Richiesta di processo per corruzione a Palermo

La procura di Palermo ha formalmente richiesto il processo per l'ex presidente della Regione Siciliana, Totò Cuffaro. L'esponente politico si trova attualmente agli arresti domiciliari.

La richiesta di giudizio coinvolge anche altre persone indagate nell'ambito della stessa inchiesta. L'udienza preliminare è stata fissata per l'8 maggio prossimo. Si svolgerà davanti al giudice per l'udienza preliminare (gup).

L'ex governatore è accusato di corruzione. Le indagini hanno coinvolto anche altre figure di spicco. Tra queste, l'ex manager dell'ospedale Villa Sofia, Roberto Colletti. Coinvolto anche il primario del Trauma center, Antonio Iacono.

Infine, è indagato anche uno storico collaboratore di Cuffaro, Vito Raso. L'uomo era un fedele sostenitore del politico democristiano.

Dettagli sull'accusa di corruzione

Secondo quanto ricostruito dalla Procura, Totò Cuffaro avrebbe ricevuto informazioni riservate. Nello specifico, si tratterebbe delle prove d'esame per la stabilizzazione di operatori socio-sanitari.
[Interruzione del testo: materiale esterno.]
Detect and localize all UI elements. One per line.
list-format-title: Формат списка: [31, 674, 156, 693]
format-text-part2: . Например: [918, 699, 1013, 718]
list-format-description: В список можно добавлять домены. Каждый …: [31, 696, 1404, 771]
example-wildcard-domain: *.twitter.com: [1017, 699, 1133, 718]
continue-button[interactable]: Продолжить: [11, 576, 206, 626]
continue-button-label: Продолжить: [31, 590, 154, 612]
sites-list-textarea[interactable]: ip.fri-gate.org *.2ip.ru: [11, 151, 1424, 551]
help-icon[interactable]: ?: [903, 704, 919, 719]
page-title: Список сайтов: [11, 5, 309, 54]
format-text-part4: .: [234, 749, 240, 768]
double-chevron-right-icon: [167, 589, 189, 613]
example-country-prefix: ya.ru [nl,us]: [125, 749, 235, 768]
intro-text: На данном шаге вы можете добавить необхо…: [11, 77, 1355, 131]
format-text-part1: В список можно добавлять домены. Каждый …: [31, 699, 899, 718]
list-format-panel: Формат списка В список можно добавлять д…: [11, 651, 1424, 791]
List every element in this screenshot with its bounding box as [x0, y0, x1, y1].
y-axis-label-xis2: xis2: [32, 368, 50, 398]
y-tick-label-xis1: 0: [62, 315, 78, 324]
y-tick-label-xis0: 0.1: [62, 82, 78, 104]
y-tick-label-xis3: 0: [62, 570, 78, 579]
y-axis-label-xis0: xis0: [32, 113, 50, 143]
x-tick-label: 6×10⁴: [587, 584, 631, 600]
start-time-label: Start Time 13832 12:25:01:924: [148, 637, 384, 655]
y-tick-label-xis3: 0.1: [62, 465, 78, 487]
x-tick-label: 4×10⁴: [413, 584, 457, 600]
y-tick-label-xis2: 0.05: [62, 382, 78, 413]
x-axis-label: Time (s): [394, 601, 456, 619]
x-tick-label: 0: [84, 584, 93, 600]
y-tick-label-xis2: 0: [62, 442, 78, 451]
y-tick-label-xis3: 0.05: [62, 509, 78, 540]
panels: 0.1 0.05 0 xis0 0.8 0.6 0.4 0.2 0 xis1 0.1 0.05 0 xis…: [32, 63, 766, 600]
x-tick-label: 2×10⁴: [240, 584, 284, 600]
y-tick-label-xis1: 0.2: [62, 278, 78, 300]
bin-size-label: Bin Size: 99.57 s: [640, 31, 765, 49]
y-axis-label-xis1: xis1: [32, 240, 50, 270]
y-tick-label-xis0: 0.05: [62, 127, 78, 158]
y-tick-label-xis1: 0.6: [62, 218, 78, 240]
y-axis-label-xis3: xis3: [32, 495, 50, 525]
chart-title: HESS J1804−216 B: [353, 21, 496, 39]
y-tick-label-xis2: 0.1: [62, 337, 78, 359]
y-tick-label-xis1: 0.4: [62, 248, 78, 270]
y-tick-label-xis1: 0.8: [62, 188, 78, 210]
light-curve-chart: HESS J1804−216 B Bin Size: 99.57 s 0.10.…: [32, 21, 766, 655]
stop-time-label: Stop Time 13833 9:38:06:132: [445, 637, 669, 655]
Queste informazioni sarebbero state ottenute in anteprima.

La presunta fuga di notizie sarebbe avvenuta grazie alla collaborazione di Roberto Colletti e Antonio Iacono. Le prove sarebbero poi passate attraverso Vito Raso. Quest'ultimo le avrebbe consegnate direttamente all'ex governatore.

La Procura contesta che Cuffaro abbia poi fornito queste prove a una candidata. La donna, secondo le accuse, si era recata a casa dell'ex governatore per un colloquio.

Presunti scambi di favori

In cambio di questi favori, sarebbero stati promessi benefici ad altri indagati. Roberto Colletti, secondo l'accusa, avrebbe ottenuto la conferma della sua nomina a direttore generale dell'ospedale. Questa conferma sarebbe avvenuta grazie alla sponsorizzazione di Cuffaro.
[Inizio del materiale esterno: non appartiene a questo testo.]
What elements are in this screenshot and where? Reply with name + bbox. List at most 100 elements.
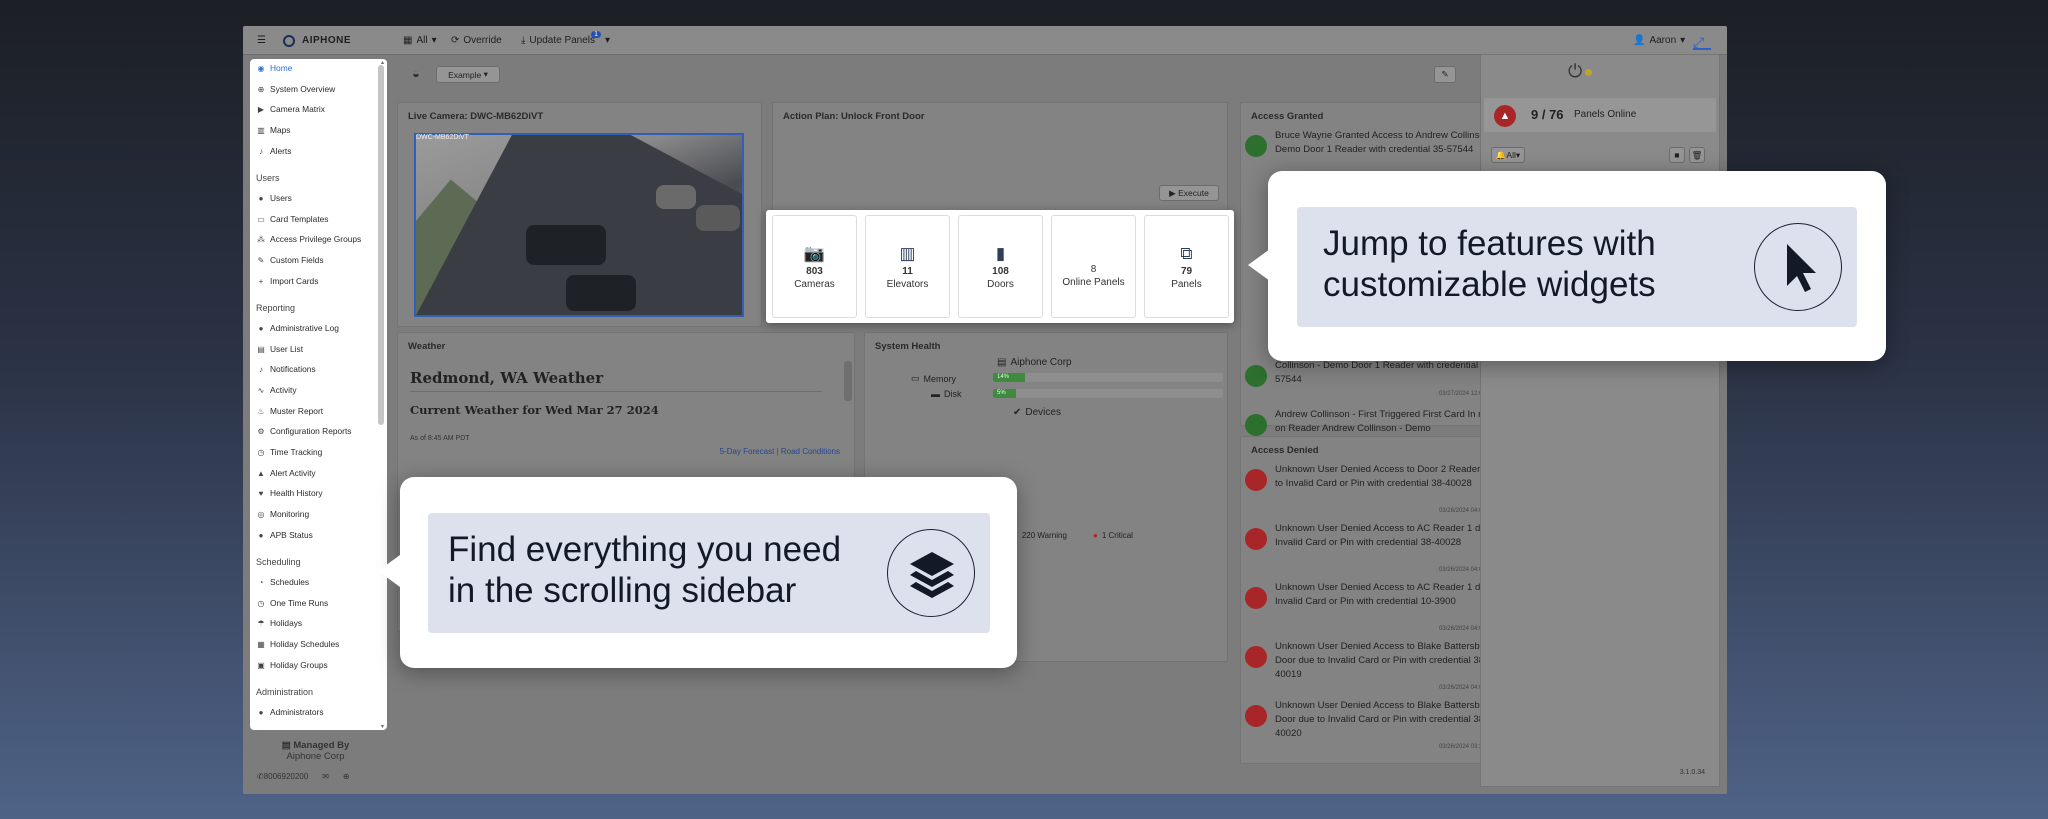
sidebar-item-holidays[interactable]: ☂ Holidays <box>256 616 302 630</box>
sidebar-item-alerts[interactable]: ♪ Alerts <box>256 144 291 158</box>
widget-cameras[interactable]: 📷 803 Cameras <box>772 215 857 318</box>
sidebar-item-monitoring[interactable]: ◎ Monitoring <box>256 507 310 521</box>
status-dot-icon <box>1585 69 1592 76</box>
eye-icon: ◎ <box>257 509 265 519</box>
object-group-icon: ▣ <box>257 660 265 670</box>
sidebar-item-card-templates[interactable]: ▭ Card Templates <box>256 212 328 226</box>
camera-overlay-label: DWC-MB62DiVT <box>416 134 469 141</box>
sidebar-item-system-overview[interactable]: ⊕ System Overview <box>256 82 336 96</box>
video-icon: ▶ <box>257 104 265 114</box>
scrollbar[interactable] <box>844 361 852 401</box>
warning-icon: ▲ <box>257 468 265 478</box>
sidebar-item-maps[interactable]: ▥ Maps <box>256 123 290 137</box>
sidebar-item-custom-fields[interactable]: ✎ Custom Fields <box>256 253 324 267</box>
widget-online-panels[interactable]: 8 Online Panels <box>1051 215 1136 318</box>
sidebar-item-home[interactable]: ◉ Home <box>256 61 293 75</box>
disk-bar: 5% <box>993 389 1223 398</box>
list-item[interactable]: Andrew Collinson - First Triggered First… <box>1245 408 1510 438</box>
sidebar-item-one-time-runs[interactable]: ◷ One Time Runs <box>256 596 329 610</box>
list-item[interactable]: Unknown User Denied Access to AC Reader … <box>1245 522 1510 580</box>
panels-online-summary[interactable]: ▲ 9 / 76 Panels Online <box>1484 98 1716 132</box>
sidebar-item-configuration-reports[interactable]: ⚙ Configuration Reports <box>256 424 351 438</box>
aiphone-logo[interactable]: AIPHONE <box>283 26 351 55</box>
globe-icon[interactable]: ⊕ <box>343 772 350 781</box>
power-icon[interactable]: ⏻ <box>1568 61 1582 82</box>
map-icon: ▥ <box>257 125 265 135</box>
dashboard-selector[interactable]: Example ▾ <box>436 66 500 83</box>
hamburger-menu-icon[interactable]: ☰ <box>257 26 266 55</box>
devices-header[interactable]: ✔ Devices <box>1013 407 1061 418</box>
sidebar-section-scheduling: Scheduling <box>256 557 301 567</box>
list-item[interactable]: Unknown User Denied Access to AC Reader … <box>1245 581 1510 639</box>
sidebar-item-alert-activity[interactable]: ▲ Alert Activity <box>256 466 316 480</box>
sidebar-callout: Find everything you need in the scrollin… <box>378 477 1017 668</box>
sidebar-item-holiday-groups[interactable]: ▣ Holiday Groups <box>256 658 328 672</box>
user-plus-icon: + <box>258 276 264 286</box>
delete-button[interactable]: 🗑 <box>1689 147 1705 163</box>
weather-heading: Redmond, WA Weather <box>410 369 604 387</box>
sidebar-item-time-tracking[interactable]: ◷ Time Tracking <box>256 445 323 459</box>
home-icon: ◉ <box>257 63 265 73</box>
stats-widgets-strip: 📷 803 Cameras ▥ 11 Elevators ▮ 108 Doors… <box>766 210 1234 323</box>
warning-count: ●220 Warning <box>1013 531 1067 540</box>
list-item[interactable]: Unknown User Denied Access to Blake Batt… <box>1245 699 1510 757</box>
update-panels-button[interactable]: ⤓ Update Panels 1 ▾ <box>521 26 610 55</box>
building-icon: ▤ <box>281 740 291 751</box>
user-menu[interactable]: 👤 Aaron ▾ <box>1633 26 1685 55</box>
sidebar-item-users[interactable]: ● Users <box>256 191 292 205</box>
sidebar-item-import-cards[interactable]: + Import Cards <box>256 274 319 288</box>
sidebar-item-administrators[interactable]: ● Administrators <box>256 705 324 719</box>
memory-label: ▭ Memory <box>911 373 957 384</box>
sidebar-item-administrative-log[interactable]: ● Administrative Log <box>256 321 339 335</box>
list-item[interactable]: Unknown User Denied Access to Door 2 Rea… <box>1245 463 1510 521</box>
email-icon[interactable]: ✉ <box>322 772 329 781</box>
forecast-link[interactable]: 5-Day Forecast <box>720 447 775 456</box>
site-filter-dropdown[interactable]: ▦ All ▾ <box>403 26 437 55</box>
list-item[interactable]: Unknown User Denied Access to Blake Batt… <box>1245 640 1510 698</box>
edit-dashboard-button[interactable]: ✎ <box>1434 66 1456 83</box>
check-icon: ✔ <box>1013 407 1022 418</box>
widget-elevators[interactable]: ▥ 11 Elevators <box>865 215 950 318</box>
health-org: ▤ Aiphone Corp <box>997 357 1072 368</box>
widgets-callout: Jump to features with customizable widge… <box>1248 171 1886 361</box>
sidebar-item-muster-report[interactable]: ♨ Muster Report <box>256 404 323 418</box>
sidebar-item-health-history[interactable]: ♥ Health History <box>256 486 323 500</box>
phone-link[interactable]: ✆8006920200 <box>257 772 308 781</box>
stopwatch-icon: ◷ <box>257 598 265 608</box>
sidebar-item-apb-status[interactable]: ● APB Status <box>256 528 313 542</box>
trash-icon: 🗑 <box>1691 149 1703 160</box>
weather-subheading: Current Weather for Wed Mar 27 2024 <box>410 403 659 417</box>
sidebar-item-notifications[interactable]: ♪ Notifications <box>256 362 316 376</box>
divider <box>410 391 822 392</box>
scroll-up-icon[interactable]: ▴ <box>381 59 384 66</box>
widget-doors[interactable]: ▮ 108 Doors <box>958 215 1043 318</box>
caret-down-icon: ▾ <box>605 35 611 46</box>
sidebar-item-user-list[interactable]: ▤ User List <box>256 342 303 356</box>
pencil-icon: ✎ <box>257 255 265 265</box>
override-button[interactable]: ⟳ Override <box>451 26 502 55</box>
network-icon: ⧉ <box>1180 244 1193 263</box>
sidebar-item-access-privilege-groups[interactable]: ⁂ Access Privilege Groups <box>256 232 361 246</box>
stop-button[interactable]: ■ <box>1669 147 1685 163</box>
play-icon: ▶ <box>1169 187 1176 198</box>
avatar <box>1245 705 1267 727</box>
road-conditions-link[interactable]: Road Conditions <box>781 447 840 456</box>
list-item[interactable]: Bruce Wayne Granted Access to Andrew Col… <box>1245 129 1510 175</box>
camera-feed-image[interactable] <box>414 133 744 317</box>
sidebar-section-administration: Administration <box>256 687 314 697</box>
scroll-down-icon[interactable]: ▾ <box>381 723 384 730</box>
weather-timestamp: As of 8:45 AM PDT <box>410 435 470 442</box>
sidebar-item-schedules[interactable]: ◔ Schedules <box>256 575 310 589</box>
list-icon: ▤ <box>257 344 265 354</box>
expand-icon[interactable]: ⤢ <box>1693 34 1711 50</box>
caret-down-icon: ▾ <box>431 35 437 46</box>
sidebar-item-activity[interactable]: ∿ Activity <box>256 383 297 397</box>
panel-filter-dropdown[interactable]: 🔔 All ▾ <box>1491 147 1525 163</box>
sidebar-scrollbar[interactable] <box>378 65 384 425</box>
widget-panels[interactable]: ⧉ 79 Panels <box>1144 215 1229 318</box>
execute-button[interactable]: ▶ Execute <box>1159 185 1219 201</box>
sidebar-item-holiday-schedules[interactable]: ▦ Holiday Schedules <box>256 637 339 651</box>
list-item[interactable]: Collinson - Demo Door 1 Reader with cred… <box>1245 360 1510 407</box>
camera-icon: 📷 <box>803 244 826 263</box>
sidebar-item-camera-matrix[interactable]: ▶ Camera Matrix <box>256 102 325 116</box>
Anche Antonio Iacono avrebbe ricevuto una promessa. Nel caso in cui avesse deciso di concorrere per la carica, avrebbe ricevuto l'appoggio di Cuffaro. L'obiettivo era la direzione dell'unità di Anestesia e Rianimazione.

La vicenda giudiziaria prosegue, con la richiesta di rinvio a giudizio che segna un passaggio importante. L'ex governatore Totò Cuffaro dovrà ora affrontare il processo.

Domande frequenti

Per quali reati è stato richiesto il processo a Totò Cuffaro?

È stato richiesto il processo per l'accusa di corruzione, legata alla presunta fuga di notizie su prove d'esame per operatori socio-sanitari e a presunti scambi di favori per nomine.

Chi sono gli altri indagati coinvolti nell'inchiesta?

Oltre all'ex governatore Totò Cuffaro, sono indagati l'ex manager dell'ospedale Villa Sofia Roberto Colletti, il primario Antonio Iacono e lo storico collaboratore Vito Raso.